Other fee increases would impact Wisconsin more directly. Evers wants to increase hunting and fishing licenses by $75 million. He doesn’t specify how much individual licenses would need to go up to reach that goal. However, he does specify that he wants to increase car title fees by $120 and driver’s license renewal fees by $8.50. Together that would bring in an additional $190.5 million over the biennium.

Higher Local Taxing Authority

There’s another way to increase taxes without it showing up in the state budget as either taxes or fees. You can empower local governments to increase local taxes. All local taxing authority comes from the state government, which sets strict limits and restrictions on them. Right now, municipalities can basically only raise revenue locally through property taxes and user fees. Counties also the authority to levy a 0.5% sales tax.

Evers wants counties to be able to levy an additional 0.5% sales tax contingent on a referendum vote, which could bring the total county sales tax rate up to 1.0%. Milwaukee County would be excluded from this because it gets already special treatment under state law. Last year, county sales tax collections (excluding Milwaukee) were $522 million. If the sales tax rate was doubled, then Wisconsin consumers could potentially pay an additional $522 million a year in sales taxes if Evers’ proposal was successful. It doesn’t stop there.
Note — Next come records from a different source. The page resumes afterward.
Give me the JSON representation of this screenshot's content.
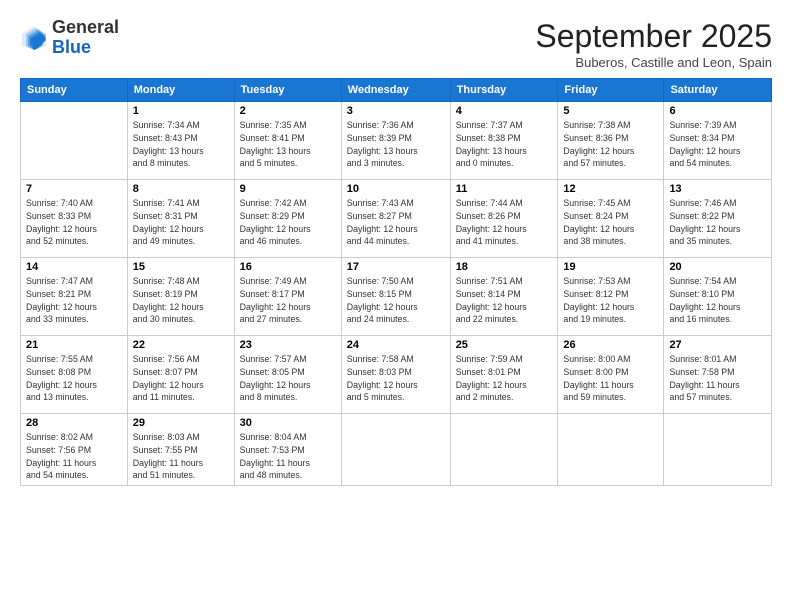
{
  "header": {
    "logo_general": "General",
    "logo_blue": "Blue",
    "month": "September 2025",
    "location": "Buberos, Castille and Leon, Spain"
  },
  "days_of_week": [
    "Sunday",
    "Monday",
    "Tuesday",
    "Wednesday",
    "Thursday",
    "Friday",
    "Saturday"
  ],
  "weeks": [
    [
      {
        "day": "",
        "info": ""
      },
      {
        "day": "1",
        "info": "Sunrise: 7:34 AM\nSunset: 8:43 PM\nDaylight: 13 hours\nand 8 minutes."
      },
      {
        "day": "2",
        "info": "Sunrise: 7:35 AM\nSunset: 8:41 PM\nDaylight: 13 hours\nand 5 minutes."
      },
      {
        "day": "3",
        "info": "Sunrise: 7:36 AM\nSunset: 8:39 PM\nDaylight: 13 hours\nand 3 minutes."
      },
      {
        "day": "4",
        "info": "Sunrise: 7:37 AM\nSunset: 8:38 PM\nDaylight: 13 hours\nand 0 minutes."
      },
      {
        "day": "5",
        "info": "Sunrise: 7:38 AM\nSunset: 8:36 PM\nDaylight: 12 hours\nand 57 minutes."
      },
      {
        "day": "6",
        "info": "Sunrise: 7:39 AM\nSunset: 8:34 PM\nDaylight: 12 hours\nand 54 minutes."
      }
    ],
    [
      {
        "day": "7",
        "info": "Sunrise: 7:40 AM\nSunset: 8:33 PM\nDaylight: 12 hours\nand 52 minutes."
      },
      {
        "day": "8",
        "info": "Sunrise: 7:41 AM\nSunset: 8:31 PM\nDaylight: 12 hours\nand 49 minutes."
      },
      {
        "day": "9",
        "info": "Sunrise: 7:42 AM\nSunset: 8:29 PM\nDaylight: 12 hours\nand 46 minutes."
      },
      {
        "day": "10",
        "info": "Sunrise: 7:43 AM\nSunset: 8:27 PM\nDaylight: 12 hours\nand 44 minutes."
      },
      {
        "day": "11",
        "info": "Sunrise: 7:44 AM\nSunset: 8:26 PM\nDaylight: 12 hours\nand 41 minutes."
      },
      {
        "day": "12",
        "info": "Sunrise: 7:45 AM\nSunset: 8:24 PM\nDaylight: 12 hours\nand 38 minutes."
      },
      {
        "day": "13",
        "info": "Sunrise: 7:46 AM\nSunset: 8:22 PM\nDaylight: 12 hours\nand 35 minutes."
      }
    ],
    [
      {
        "day": "14",
        "info": "Sunrise: 7:47 AM\nSunset: 8:21 PM\nDaylight: 12 hours\nand 33 minutes."
      },
      {
        "day": "15",
        "info": "Sunrise: 7:48 AM\nSunset: 8:19 PM\nDaylight: 12 hours\nand 30 minutes."
      },
      {
        "day": "16",
        "info": "Sunrise: 7:49 AM\nSunset: 8:17 PM\nDaylight: 12 hours\nand 27 minutes."
      },
      {
        "day": "17",
        "info": "Sunrise: 7:50 AM\nSunset: 8:15 PM\nDaylight: 12 hours\nand 24 minutes."
      },
      {
        "day": "18",
        "info": "Sunrise: 7:51 AM\nSunset: 8:14 PM\nDaylight: 12 hours\nand 22 minutes."
      },
      {
        "day": "19",
        "info": "Sunrise: 7:53 AM\nSunset: 8:12 PM\nDaylight: 12 hours\nand 19 minutes."
      },
      {
        "day": "20",
        "info": "Sunrise: 7:54 AM\nSunset: 8:10 PM\nDaylight: 12 hours\nand 16 minutes."
      }
    ],
    [
      {
        "day": "21",
        "info": "Sunrise: 7:55 AM\nSunset: 8:08 PM\nDaylight: 12 hours\nand 13 minutes."
      },
      {
        "day": "22",
        "info": "Sunrise: 7:56 AM\nSunset: 8:07 PM\nDaylight: 12 hours\nand 11 minutes."
      },
      {
        "day": "23",
        "info": "Sunrise: 7:57 AM\nSunset: 8:05 PM\nDaylight: 12 hours\nand 8 minutes."
      },
      {
        "day": "24",
        "info": "Sunrise: 7:58 AM\nSunset: 8:03 PM\nDaylight: 12 hours\nand 5 minutes."
      },
      {
        "day": "25",
        "info": "Sunrise: 7:59 AM\nSunset: 8:01 PM\nDaylight: 12 hours\nand 2 minutes."
      },
      {
        "day": "26",
        "info": "Sunrise: 8:00 AM\nSunset: 8:00 PM\nDaylight: 11 hours\nand 59 minutes."
      },
      {
        "day": "27",
        "info": "Sunrise: 8:01 AM\nSunset: 7:58 PM\nDaylight: 11 hours\nand 57 minutes."
      }
    ],
    [
      {
        "day": "28",
        "info": "Sunrise: 8:02 AM\nSunset: 7:56 PM\nDaylight: 11 hours\nand 54 minutes."
      },
      {
        "day": "29",
        "info": "Sunrise: 8:03 AM\nSunset: 7:55 PM\nDaylight: 11 hours\nand 51 minutes."
      },
      {
        "day": "30",
        "info": "Sunrise: 8:04 AM\nSunset: 7:53 PM\nDaylight: 11 hours\nand 48 minutes."
      },
      {
        "day": "",
        "info": ""
      },
      {
        "day": "",
        "info": ""
      },
      {
        "day": "",
        "info": ""
      },
      {
        "day": "",
        "info": ""
      }
    ]
  ]
}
Evers also wants municipalities with populations above 30,000 to be able to levy a 0.5% sales tax contingent on a referendum vote. The City of Milwaukee would not be eligible for this deal, because, like Milwaukee County, it already gets special treatment under state law. There are 26 other cities in Wisconsin that have a population over 30,000. The Department of Revenue doesn’t report sales tax collections by city. And so, MacIver estimated the impact of this policy using the sales tax revenues from the specific counties where those cities are located. The resulting potential tax increase is about $250 million a year.
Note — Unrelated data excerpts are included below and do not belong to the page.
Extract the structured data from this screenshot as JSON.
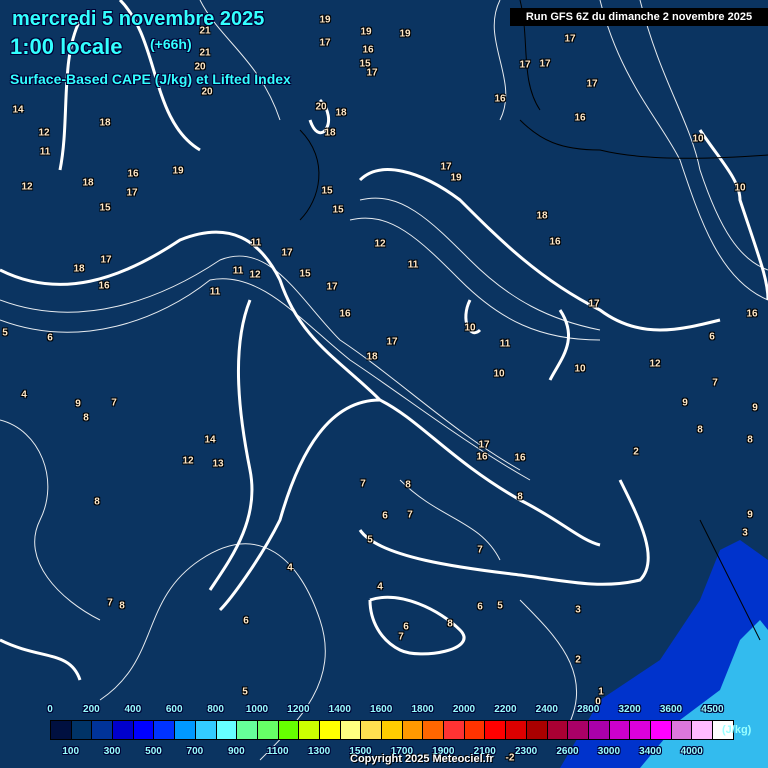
{
  "header": {
    "date": "mercredi 5 novembre 2025",
    "time": "1:00 locale",
    "lead": "(+66h)",
    "subtitle": "Surface-Based CAPE (J/kg) et Lifted Index",
    "run": "Run GFS 6Z du dimanche 2 novembre 2025"
  },
  "map_labels": [
    "19",
    "19",
    "19",
    "17",
    "16",
    "15",
    "17",
    "21",
    "21",
    "20",
    "20",
    "20",
    "18",
    "18",
    "17",
    "17",
    "17",
    "17",
    "16",
    "16",
    "15",
    "19",
    "19",
    "18",
    "18",
    "16",
    "14",
    "12",
    "11",
    "12",
    "18",
    "17",
    "16",
    "15",
    "17",
    "17",
    "11",
    "11",
    "11",
    "12",
    "11",
    "17",
    "16",
    "18",
    "17",
    "10",
    "12",
    "15",
    "17",
    "16",
    "11",
    "16",
    "17",
    "10",
    "18",
    "17",
    "15",
    "10",
    "16",
    "14",
    "13",
    "12",
    "9",
    "8",
    "7",
    "6",
    "5",
    "4",
    "8",
    "7",
    "8",
    "6",
    "5",
    "7",
    "4",
    "5",
    "6",
    "4",
    "3",
    "2",
    "1",
    "0",
    "-2",
    "12",
    "16",
    "10",
    "10",
    "8",
    "7",
    "9",
    "9",
    "8",
    "8",
    "9",
    "3",
    "2",
    "6",
    "8",
    "7",
    "6",
    "8",
    "7",
    "7",
    "5",
    "6"
  ],
  "legend": {
    "top_labels": [
      "0",
      "200",
      "400",
      "600",
      "800",
      "1000",
      "1200",
      "1400",
      "1600",
      "1800",
      "2000",
      "2200",
      "2400",
      "2800",
      "3200",
      "3600",
      "4500"
    ],
    "bottom_labels": [
      "100",
      "300",
      "500",
      "700",
      "900",
      "1100",
      "1300",
      "1500",
      "1700",
      "1900",
      "2100",
      "2300",
      "2600",
      "3000",
      "3400",
      "4000"
    ],
    "unit": "(J/kg)",
    "colors": [
      "#001040",
      "#003366",
      "#003399",
      "#0000cc",
      "#0000ff",
      "#0033ff",
      "#0099ff",
      "#33ccff",
      "#66ffff",
      "#66ff99",
      "#66ff66",
      "#66ff00",
      "#ccff00",
      "#ffff00",
      "#ffff80",
      "#ffe050",
      "#ffcc00",
      "#ff9900",
      "#ff6600",
      "#ff3333",
      "#ff3300",
      "#ff0000",
      "#dd0000",
      "#aa0000",
      "#aa0033",
      "#aa0066",
      "#aa00aa",
      "#cc00cc",
      "#dd00dd",
      "#ff00ff",
      "#dd77dd",
      "#ffbbff",
      "#ffffff"
    ]
  },
  "copyright": "Copyright 2025 Meteociel.fr"
}
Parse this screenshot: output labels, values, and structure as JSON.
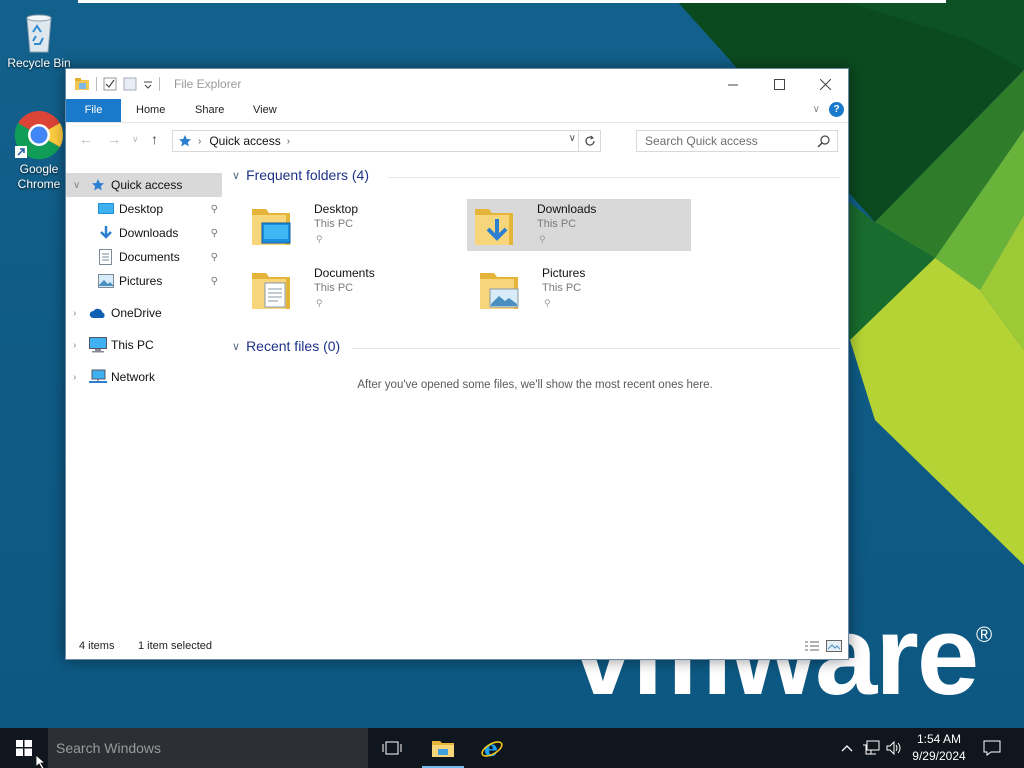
{
  "desktop": {
    "icons": [
      {
        "name": "recycle-bin",
        "label": "Recycle Bin"
      },
      {
        "name": "google-chrome",
        "label_line1": "Google",
        "label_line2": "Chrome"
      }
    ],
    "wallpaper_brand": "vmware",
    "wallpaper_brand_mark": "®",
    "colors": {
      "background": "#0f5f8a",
      "green_dark": "#0b4a1f",
      "green_mid": "#3d8c2a",
      "lime": "#b5d334"
    }
  },
  "explorer": {
    "title": "File Explorer",
    "ribbon": {
      "tabs": [
        "File",
        "Home",
        "Share",
        "View"
      ],
      "help": "?"
    },
    "address": {
      "location": "Quick access"
    },
    "search": {
      "placeholder": "Search Quick access"
    },
    "nav_pane": {
      "quick_access": "Quick access",
      "pinned": [
        "Desktop",
        "Downloads",
        "Documents",
        "Pictures"
      ],
      "onedrive": "OneDrive",
      "this_pc": "This PC",
      "network": "Network"
    },
    "frequent": {
      "heading": "Frequent folders (4)",
      "items": [
        {
          "name": "Desktop",
          "location": "This PC"
        },
        {
          "name": "Downloads",
          "location": "This PC"
        },
        {
          "name": "Documents",
          "location": "This PC"
        },
        {
          "name": "Pictures",
          "location": "This PC"
        }
      ]
    },
    "recent": {
      "heading": "Recent files (0)",
      "empty_message": "After you've opened some files, we'll show the most recent ones here."
    },
    "status": {
      "items": "4 items",
      "selected": "1 item selected"
    },
    "colors": {
      "accent": "#1979ca",
      "heading": "#1e3287",
      "selection": "#d9d9d9"
    }
  },
  "taskbar": {
    "search_placeholder": "Search Windows",
    "apps": [
      "task-view",
      "file-explorer",
      "internet-explorer"
    ],
    "active_app": "file-explorer",
    "clock": {
      "time": "1:54 AM",
      "date": "9/29/2024"
    }
  }
}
Evers would also hit property taxpayers by increasing the levy limit for school districts. Last budget, Evers used his line-item veto to create the 402-year annual levy limit increase of $325 per pupil every year. This time he wants to tie that 402-year annual increase to inflation. That would mean the per pupil increase would be $334 next year and $345 the year after that. The total impact of this would be $267.2 million in FY26 and $276 million in FY27. However, that wouldn’t impact taxpayers this budget, because Evers plans to increase general aid by enough to offset the high levy authority.

Conclusions

MacIver’s initial analysis puts the total cost impact of Gov. Evers’ budget at $7.6 billion. That includes $3.3 billion in revenue raisers, $3.3 billion in hospital fees, $75 million in hunting and fishing license fees, $190.5 million through the DMV, $522 million through new county sales taxes, and $250 million through the new city sales taxes.

Over the next few weeks, the Legislative Fiscal Bureau (LFB) will be conducting their own analysis of the impact of Evers’ budget. Their final calculations will be more thorough and is likely to be much higher than MacIver’s estimates, which are only intended to provide an initial picture for our readers.